6. The real-time network intrusion detection method based on deep learning according to claim 5, characterized in that, The generation of the modulation gradient specifically includes: Gaussian smoothing of the weight mask in the spatial dimension yields a continuously distributed attention weight map. The attention weight map is multiplied element-wise with the original gradient to obtain the weighted gradient; To correct the orientation consistency of the weighted gradient, the gradient component in the weighted gradient that is opposite in direction to the original gradient is set to zero, thus obtaining the corrected gradient. The correction gradient is clipped to the maximum amplitude, limiting gradient values exceeding a preset amplitude threshold to the threshold value, thus generating a modulation gradient.

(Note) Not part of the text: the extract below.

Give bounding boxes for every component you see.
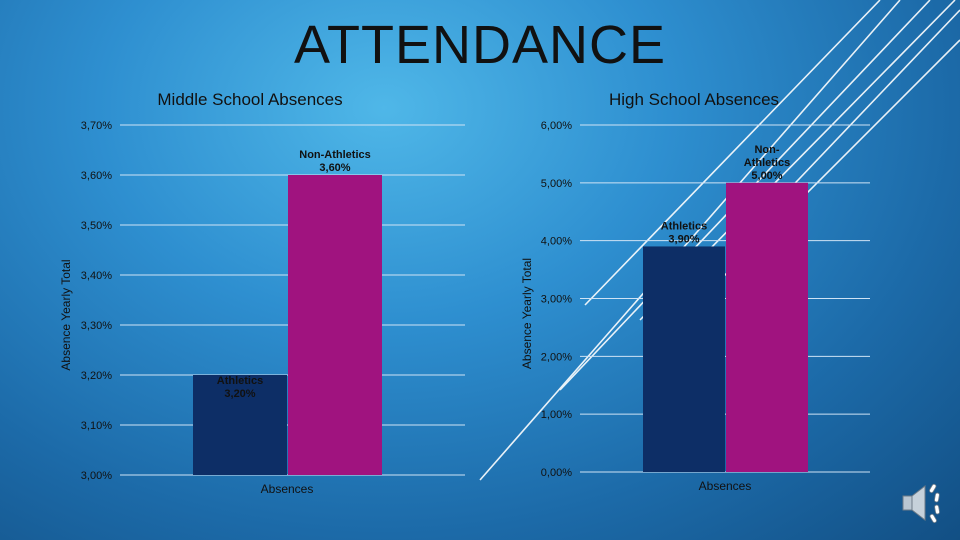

7. The real-time network intrusion detection method based on deep learning according to claim 1, characterized in that, S5 specifically includes: The weight matrix is divided into multiple equal-sized weight blocks by performing a block scan, and the distribution density of all non-zero weight values in each weight block is calculated. Based on the distribution density, weight blocks with a density exceeding a preset density threshold are selected as valid calculation blocks, and the starting coordinates and block size of each valid calculation block in the weight matrix are recorded. Huffman coding is performed on the starting coordinates and block size to generate a variable-length coding table. The variable-length coding table and the weight values of the effective computation blocks are combined to form a sparse index table. The sparse index table is aligned and reorganized according to the memory access granularity of the target hardware platform to generate a contiguous binary instruction stream. The binary instruction stream and the weight values of the structured sparse detection network are then loaded into the target hardware platform.
8. The real-time network intrusion detection method based on deep learning according to claim 7, characterized in that, The generation of the variable-length encoding table specifically includes: The frequency distribution of the starting coordinates of all valid computation blocks in the weight matrix is statistically analyzed, and the starting coordinates are assigned first codewords of different lengths according to their frequency. The frequency distribution of the block size of all valid computation blocks in the weight matrix is statistically analyzed, and second codewords of different lengths are assigned to the block size according to the frequency. The first and second codewords are concatenated bit by bit to form a mixed codeword, and the mixed codewords are arranged in the order of their appearance at the starting coordinates to form a codeword sequence; The codeword sequence is encapsulated with the code table file generated during the Huffman coding process. The code table file records the mapping relationship between each starting coordinate and each block size and its corresponding codeword. The encapsulated data is used as a variable-length encoding table.